|An A.M. Costa Rica reprint
Published Wednesday, July 30, 2008, in Vol. 8, No. 150
|A.M. Costa Rica Page One
|Contents copyrighted 2008 by Consultantes Río Colorado S.A. (cédula juridica 3-101-290-170). Republication without permission is prohibited under U.S. and Costa Rican laws and international conventions.|
|U.S. and Costa Rica mend fences with quick trip
By the A.M. Costa Rica staff
The disappointment of the United States with the country's failure to extradite one of the nation's most wanted fugitives lasted less than three days.
An embassy spokesperson said Wednesday that the U.S. ambassador, Peter Cianchette, took Costa Rica's security minister on a trip to Florida Sunday.

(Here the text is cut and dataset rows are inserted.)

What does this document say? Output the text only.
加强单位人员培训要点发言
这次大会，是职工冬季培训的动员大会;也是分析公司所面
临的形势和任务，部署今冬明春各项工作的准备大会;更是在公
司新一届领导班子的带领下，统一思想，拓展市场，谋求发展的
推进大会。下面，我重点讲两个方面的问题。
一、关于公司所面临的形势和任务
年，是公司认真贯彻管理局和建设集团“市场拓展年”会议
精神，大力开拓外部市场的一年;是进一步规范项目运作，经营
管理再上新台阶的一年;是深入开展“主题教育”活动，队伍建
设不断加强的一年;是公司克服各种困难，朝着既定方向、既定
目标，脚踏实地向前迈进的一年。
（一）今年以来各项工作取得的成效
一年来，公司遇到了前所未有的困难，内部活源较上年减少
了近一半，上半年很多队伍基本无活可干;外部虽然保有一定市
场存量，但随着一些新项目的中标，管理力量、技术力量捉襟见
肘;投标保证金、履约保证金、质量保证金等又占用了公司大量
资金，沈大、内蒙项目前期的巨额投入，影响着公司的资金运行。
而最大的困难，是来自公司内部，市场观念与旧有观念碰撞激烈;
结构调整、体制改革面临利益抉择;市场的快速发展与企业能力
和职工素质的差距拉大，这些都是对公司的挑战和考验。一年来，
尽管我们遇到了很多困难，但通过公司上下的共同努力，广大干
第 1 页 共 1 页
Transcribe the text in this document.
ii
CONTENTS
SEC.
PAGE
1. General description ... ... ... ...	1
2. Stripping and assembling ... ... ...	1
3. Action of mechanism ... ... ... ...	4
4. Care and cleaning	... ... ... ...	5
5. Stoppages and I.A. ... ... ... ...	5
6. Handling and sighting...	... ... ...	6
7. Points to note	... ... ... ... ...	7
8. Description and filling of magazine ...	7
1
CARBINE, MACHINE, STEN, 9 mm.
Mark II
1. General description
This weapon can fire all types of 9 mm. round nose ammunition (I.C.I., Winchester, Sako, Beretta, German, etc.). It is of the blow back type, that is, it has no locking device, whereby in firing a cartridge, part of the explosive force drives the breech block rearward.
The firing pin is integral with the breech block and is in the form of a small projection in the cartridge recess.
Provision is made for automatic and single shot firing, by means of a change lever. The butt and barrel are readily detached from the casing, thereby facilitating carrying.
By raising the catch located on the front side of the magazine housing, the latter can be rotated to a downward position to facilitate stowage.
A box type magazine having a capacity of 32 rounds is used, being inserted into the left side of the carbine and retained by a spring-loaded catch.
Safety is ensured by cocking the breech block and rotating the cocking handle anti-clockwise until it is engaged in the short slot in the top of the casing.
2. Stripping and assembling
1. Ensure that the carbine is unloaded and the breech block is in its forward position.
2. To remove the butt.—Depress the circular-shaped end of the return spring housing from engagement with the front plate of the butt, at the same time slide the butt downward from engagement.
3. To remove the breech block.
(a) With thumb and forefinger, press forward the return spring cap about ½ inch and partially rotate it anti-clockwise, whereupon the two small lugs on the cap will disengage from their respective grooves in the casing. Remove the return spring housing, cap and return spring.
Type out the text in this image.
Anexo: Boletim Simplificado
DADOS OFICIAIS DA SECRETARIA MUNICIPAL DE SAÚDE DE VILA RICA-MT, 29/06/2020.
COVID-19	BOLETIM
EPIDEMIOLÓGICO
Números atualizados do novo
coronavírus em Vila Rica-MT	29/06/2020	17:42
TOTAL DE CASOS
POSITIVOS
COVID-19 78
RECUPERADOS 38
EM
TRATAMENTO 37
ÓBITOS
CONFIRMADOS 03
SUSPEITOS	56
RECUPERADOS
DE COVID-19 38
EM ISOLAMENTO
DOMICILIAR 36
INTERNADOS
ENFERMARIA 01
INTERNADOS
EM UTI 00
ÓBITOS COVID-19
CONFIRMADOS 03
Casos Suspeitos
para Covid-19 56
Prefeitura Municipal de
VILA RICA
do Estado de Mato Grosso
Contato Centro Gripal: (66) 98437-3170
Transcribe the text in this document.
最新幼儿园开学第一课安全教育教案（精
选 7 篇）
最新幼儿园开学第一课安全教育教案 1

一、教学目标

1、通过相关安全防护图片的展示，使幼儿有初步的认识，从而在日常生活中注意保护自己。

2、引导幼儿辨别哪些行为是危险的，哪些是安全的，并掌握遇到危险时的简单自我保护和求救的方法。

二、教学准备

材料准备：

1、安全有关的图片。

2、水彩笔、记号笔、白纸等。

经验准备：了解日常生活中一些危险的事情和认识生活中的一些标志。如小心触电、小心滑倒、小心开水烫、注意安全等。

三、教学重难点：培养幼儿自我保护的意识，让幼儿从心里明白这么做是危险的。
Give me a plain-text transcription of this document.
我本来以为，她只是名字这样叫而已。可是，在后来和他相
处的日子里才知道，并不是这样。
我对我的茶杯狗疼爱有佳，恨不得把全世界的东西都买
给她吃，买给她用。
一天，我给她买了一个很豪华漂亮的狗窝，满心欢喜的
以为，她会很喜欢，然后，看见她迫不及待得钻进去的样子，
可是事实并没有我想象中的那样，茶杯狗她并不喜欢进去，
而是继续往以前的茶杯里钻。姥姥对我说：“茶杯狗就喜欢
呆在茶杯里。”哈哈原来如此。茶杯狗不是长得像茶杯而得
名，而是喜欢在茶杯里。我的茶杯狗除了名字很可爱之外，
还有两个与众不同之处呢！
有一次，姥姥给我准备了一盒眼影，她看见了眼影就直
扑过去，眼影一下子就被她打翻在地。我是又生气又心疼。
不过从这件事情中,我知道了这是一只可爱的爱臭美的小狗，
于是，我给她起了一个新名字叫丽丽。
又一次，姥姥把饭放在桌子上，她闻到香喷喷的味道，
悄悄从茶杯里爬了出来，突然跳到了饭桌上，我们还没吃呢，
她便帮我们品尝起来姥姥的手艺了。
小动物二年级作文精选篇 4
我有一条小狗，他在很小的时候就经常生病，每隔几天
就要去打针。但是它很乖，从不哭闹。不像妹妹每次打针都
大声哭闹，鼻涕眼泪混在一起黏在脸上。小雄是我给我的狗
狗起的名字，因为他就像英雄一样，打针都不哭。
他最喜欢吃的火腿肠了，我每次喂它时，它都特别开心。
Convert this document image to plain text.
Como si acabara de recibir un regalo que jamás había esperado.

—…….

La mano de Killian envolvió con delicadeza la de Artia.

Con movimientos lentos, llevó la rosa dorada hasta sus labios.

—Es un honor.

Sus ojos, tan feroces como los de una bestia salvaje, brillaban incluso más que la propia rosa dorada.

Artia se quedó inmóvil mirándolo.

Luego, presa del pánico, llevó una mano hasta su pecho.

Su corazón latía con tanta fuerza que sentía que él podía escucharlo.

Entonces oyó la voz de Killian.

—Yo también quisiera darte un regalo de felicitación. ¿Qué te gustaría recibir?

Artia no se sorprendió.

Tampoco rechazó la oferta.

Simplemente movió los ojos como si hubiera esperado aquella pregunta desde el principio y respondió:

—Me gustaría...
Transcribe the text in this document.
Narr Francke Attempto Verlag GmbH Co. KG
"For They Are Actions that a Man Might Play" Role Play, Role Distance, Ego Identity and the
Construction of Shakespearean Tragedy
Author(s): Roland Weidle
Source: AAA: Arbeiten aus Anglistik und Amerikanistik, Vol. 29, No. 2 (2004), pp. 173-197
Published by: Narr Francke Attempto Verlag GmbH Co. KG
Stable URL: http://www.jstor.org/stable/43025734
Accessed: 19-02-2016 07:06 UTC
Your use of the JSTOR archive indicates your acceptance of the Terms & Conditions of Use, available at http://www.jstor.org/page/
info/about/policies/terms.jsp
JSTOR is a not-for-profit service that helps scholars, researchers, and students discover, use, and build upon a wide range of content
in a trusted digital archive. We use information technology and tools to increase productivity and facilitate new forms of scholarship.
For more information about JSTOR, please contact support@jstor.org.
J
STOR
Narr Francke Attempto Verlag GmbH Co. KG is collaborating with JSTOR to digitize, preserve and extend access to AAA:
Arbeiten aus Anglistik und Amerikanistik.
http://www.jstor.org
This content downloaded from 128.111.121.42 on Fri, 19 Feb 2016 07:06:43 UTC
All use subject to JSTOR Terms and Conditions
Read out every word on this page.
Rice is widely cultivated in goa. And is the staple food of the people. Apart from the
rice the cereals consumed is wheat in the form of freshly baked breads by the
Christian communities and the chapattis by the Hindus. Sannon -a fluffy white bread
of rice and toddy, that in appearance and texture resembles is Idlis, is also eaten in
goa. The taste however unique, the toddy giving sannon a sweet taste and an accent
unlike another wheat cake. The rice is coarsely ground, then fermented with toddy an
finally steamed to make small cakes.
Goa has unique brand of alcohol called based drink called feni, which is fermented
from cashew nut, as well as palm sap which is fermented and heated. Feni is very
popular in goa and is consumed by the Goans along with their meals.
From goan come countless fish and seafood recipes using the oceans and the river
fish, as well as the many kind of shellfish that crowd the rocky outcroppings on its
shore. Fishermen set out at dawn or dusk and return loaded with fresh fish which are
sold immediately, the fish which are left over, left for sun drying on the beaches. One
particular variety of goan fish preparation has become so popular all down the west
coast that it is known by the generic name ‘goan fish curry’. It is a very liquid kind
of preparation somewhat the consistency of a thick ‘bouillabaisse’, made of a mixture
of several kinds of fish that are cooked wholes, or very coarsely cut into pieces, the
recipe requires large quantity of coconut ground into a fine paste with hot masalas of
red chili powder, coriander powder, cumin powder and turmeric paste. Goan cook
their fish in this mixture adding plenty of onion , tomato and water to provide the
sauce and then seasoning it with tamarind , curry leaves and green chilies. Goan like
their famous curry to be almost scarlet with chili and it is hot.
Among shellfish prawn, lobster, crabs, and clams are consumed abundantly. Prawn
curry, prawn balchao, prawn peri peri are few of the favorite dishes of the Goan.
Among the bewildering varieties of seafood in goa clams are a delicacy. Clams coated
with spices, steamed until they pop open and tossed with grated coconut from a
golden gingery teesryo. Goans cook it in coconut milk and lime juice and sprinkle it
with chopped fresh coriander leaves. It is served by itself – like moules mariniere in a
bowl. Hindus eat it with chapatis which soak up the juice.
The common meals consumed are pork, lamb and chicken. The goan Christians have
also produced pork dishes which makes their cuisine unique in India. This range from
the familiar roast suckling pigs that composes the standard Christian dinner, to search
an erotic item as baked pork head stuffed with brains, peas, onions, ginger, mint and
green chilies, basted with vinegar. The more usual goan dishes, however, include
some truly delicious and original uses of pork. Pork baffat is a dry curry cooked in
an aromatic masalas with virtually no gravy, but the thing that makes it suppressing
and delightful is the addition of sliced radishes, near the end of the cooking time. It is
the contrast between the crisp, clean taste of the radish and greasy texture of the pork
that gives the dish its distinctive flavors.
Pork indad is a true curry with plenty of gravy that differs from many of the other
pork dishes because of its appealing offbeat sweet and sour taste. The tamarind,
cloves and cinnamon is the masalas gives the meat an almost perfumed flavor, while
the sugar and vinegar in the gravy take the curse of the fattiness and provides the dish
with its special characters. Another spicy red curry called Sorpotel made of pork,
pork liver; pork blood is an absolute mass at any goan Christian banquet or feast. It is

The security minister is Janina del Vecchio. She granted refugee status in a controversial decision July 23 to Chere Lyn Tomayko, a U.S. citizen who faced a child abduction indictment in U.S. federal court.
The embassy spokesperson said that the ambassador took the security minister on a visit to the U.S. Southern Command, the multi-service military organization that has responsibility for Latin America, including the Panamá Canal. They were supposed to return today.
Of more interest to Costa Rica is the maritime patrol agreement under which U.S. and Costa Rican ships hunt drug smugglers. Under the agreement, the U.S. Navy and Coast Guard turn over Costa Rican suspects captured on the high seas to the courts here. Costa Rican officials have expressed their own disappointment that the United States only allocated $4.5 million for anti-drug work for the coming year.
When Ms. del Vecchio made her refugee announcement, based on her unique interpretation of international laws, U.S. Embassy officials canceled a ceremony Friday during which Cianchette was to donate an aircraft to the security ministry, correctly known as the Ministerio de Gobernación, Policía y Seguridad Pública.
U.S. Embassy photoFriends again: Cianchette and Ms. del Vecchio
That was the extent of the official pique over the insult.
Certain to have been discussed in Florida is the U.S. reactivation of the Fourth Fleet, a designation of ships that was mothballed after World War II. The Pentagon said that the new fleet was simply a name change. But some Latin American political figures think otherwise. At a trade summit July 1, Venezuelan President Hugo Chávez said the U.S. naval command could pose a threat to Venezuela's vast oil resources.
The U.S. military revived the naval command for the Latin America and the Caribbean region in late April.
Costa Rican officials are trying to get extended credit for petroleum purchases from Chávez now.